Kate Roland
Nigeria’s currency recorded fresh losses on Thursday as the naira weakened against the dollar in both the parallel market and the official Nigerian Foreign Exchange Market (NFEM), reflecting sustained pressure on foreign exchange liquidity.
In the parallel market, the naira depreciated to N1,392 per dollar, slipping from N1,388 traded on Wednesday. The decline extended similar pressure seen in the official market, where the local currency also weakened against the greenback.
Figures released by the Central Bank of Nigeria showed that the indicative exchange rate in the NFEM closed at N1,371 per dollar, compared to N1,368.95 per dollar recorded a day earlier. This represented a depreciation of N2.05 for the naira in the official window.
The latest movement widened the gap between the official and parallel market rates to N21 per dollar, up from N19.05 recorded on Wednesday, suggesting persistent demand pressure outside the formal foreign exchange system.
Market activity also slowed significantly during the trading session.

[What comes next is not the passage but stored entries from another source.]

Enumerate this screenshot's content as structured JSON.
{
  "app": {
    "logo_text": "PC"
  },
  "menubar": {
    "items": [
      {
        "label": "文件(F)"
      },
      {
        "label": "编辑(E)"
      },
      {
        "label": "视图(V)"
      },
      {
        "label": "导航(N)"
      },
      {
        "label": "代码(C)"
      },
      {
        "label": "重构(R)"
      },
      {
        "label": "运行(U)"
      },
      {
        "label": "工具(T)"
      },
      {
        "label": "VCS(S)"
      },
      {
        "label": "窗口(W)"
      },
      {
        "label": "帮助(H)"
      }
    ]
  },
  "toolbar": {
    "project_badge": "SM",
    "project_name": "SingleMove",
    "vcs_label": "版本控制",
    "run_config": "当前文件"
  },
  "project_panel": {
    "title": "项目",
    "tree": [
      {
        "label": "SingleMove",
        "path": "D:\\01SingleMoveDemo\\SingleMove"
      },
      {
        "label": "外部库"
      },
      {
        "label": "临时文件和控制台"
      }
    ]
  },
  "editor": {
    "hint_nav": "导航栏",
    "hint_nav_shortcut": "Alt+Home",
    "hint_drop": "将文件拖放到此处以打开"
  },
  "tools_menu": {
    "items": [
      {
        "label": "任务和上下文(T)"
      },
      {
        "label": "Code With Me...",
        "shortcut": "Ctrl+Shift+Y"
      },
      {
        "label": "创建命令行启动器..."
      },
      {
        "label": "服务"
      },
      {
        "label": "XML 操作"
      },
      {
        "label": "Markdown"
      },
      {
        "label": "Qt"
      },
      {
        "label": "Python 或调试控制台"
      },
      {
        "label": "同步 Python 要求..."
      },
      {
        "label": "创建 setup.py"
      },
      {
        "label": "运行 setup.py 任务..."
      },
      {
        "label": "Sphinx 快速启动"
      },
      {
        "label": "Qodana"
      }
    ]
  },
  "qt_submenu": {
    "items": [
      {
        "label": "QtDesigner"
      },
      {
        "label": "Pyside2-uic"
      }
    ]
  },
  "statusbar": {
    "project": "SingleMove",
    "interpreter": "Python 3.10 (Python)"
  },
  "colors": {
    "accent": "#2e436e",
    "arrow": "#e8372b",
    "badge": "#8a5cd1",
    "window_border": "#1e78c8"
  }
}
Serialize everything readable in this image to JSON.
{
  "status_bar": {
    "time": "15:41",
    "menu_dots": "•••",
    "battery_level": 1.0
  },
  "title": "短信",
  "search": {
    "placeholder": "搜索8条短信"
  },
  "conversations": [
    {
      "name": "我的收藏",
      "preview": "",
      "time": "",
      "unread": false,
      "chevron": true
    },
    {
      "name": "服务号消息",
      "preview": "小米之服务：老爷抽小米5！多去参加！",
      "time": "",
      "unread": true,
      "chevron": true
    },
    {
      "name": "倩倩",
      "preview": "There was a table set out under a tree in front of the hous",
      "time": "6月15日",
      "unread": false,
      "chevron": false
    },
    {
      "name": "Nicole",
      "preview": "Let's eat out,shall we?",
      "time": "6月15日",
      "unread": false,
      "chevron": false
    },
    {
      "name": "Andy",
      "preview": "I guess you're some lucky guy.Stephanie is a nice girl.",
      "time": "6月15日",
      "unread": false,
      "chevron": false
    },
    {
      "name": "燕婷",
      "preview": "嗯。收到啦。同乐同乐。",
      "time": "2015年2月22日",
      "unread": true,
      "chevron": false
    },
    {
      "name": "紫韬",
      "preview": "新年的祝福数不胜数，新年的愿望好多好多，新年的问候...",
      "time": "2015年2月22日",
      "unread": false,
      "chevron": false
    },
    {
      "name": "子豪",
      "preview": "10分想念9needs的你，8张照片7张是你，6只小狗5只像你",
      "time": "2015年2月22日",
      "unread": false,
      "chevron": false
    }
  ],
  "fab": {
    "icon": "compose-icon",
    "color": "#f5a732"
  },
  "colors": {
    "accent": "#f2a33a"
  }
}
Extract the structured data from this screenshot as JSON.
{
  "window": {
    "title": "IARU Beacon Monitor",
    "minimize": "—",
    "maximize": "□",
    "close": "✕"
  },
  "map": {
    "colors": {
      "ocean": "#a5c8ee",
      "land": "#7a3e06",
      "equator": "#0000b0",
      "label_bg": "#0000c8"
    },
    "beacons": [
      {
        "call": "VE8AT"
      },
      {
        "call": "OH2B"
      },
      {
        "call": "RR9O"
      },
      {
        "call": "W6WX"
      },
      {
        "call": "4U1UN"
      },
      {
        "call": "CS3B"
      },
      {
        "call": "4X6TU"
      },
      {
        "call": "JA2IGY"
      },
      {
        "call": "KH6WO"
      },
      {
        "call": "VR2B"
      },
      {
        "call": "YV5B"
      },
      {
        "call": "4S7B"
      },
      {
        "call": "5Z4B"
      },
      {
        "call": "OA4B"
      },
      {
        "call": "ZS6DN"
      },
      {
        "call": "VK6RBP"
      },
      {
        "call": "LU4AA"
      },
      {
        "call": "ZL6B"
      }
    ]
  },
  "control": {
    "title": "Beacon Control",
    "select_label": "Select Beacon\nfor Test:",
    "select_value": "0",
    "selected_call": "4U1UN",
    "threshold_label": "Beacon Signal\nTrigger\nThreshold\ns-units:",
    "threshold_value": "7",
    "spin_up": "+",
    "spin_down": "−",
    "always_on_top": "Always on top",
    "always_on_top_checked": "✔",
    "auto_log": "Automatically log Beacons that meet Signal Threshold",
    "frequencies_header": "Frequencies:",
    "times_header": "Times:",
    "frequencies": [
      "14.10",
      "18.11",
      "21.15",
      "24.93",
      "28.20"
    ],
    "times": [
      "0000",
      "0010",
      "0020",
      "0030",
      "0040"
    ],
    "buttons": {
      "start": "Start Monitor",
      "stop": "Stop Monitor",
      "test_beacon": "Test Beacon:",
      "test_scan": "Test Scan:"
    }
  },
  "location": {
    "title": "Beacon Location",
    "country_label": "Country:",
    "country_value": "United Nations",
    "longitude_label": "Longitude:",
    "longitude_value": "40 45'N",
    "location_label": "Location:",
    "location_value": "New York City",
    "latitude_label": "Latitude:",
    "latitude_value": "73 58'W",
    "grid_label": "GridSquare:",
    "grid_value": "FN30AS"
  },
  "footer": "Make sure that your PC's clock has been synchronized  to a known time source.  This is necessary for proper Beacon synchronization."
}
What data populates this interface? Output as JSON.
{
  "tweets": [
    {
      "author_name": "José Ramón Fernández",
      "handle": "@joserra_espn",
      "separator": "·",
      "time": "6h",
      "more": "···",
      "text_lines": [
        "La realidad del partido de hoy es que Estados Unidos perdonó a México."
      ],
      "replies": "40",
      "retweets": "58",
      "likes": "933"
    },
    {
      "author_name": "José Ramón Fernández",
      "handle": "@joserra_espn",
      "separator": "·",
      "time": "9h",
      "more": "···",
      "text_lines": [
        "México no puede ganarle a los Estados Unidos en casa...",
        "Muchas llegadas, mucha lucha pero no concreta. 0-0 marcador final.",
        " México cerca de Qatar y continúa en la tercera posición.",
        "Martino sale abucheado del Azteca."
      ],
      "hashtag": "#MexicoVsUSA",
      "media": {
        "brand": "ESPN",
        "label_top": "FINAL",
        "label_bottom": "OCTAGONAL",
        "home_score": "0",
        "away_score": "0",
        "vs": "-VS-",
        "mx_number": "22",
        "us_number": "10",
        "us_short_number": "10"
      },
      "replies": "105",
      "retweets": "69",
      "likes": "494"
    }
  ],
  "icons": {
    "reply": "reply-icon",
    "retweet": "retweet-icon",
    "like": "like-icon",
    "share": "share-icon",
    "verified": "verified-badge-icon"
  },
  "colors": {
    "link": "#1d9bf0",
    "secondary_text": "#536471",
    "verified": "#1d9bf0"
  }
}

Data from the interbank foreign exchange market showed turnover dropped sharply by 39.6 percent, falling to $78.8 million from $130.6 million recorded the previous day.
Currency analysts say the decline in FX turnover may have contributed to the weakening of the naira, as lower dollar supply in the market often intensifies pressure on exchange rates.
The renewed depreciation comes despite ongoing efforts by monetary authorities to stabilize the foreign exchange market through reforms aimed at improving liquidity, boosting investor confidence, and narrowing the gap between official and unofficial exchange windows.
Economic observers note that volatility in the naira market continues to reflect broader concerns over foreign exchange inflows, external reserves, and sustained demand for dollars from importers and businesses.
With the spread between the parallel and official markets widening again, traders and investors are expected to closely monitor future interventions by the Central Bank and broader economic measures that could influence currency stability in the coming weeks.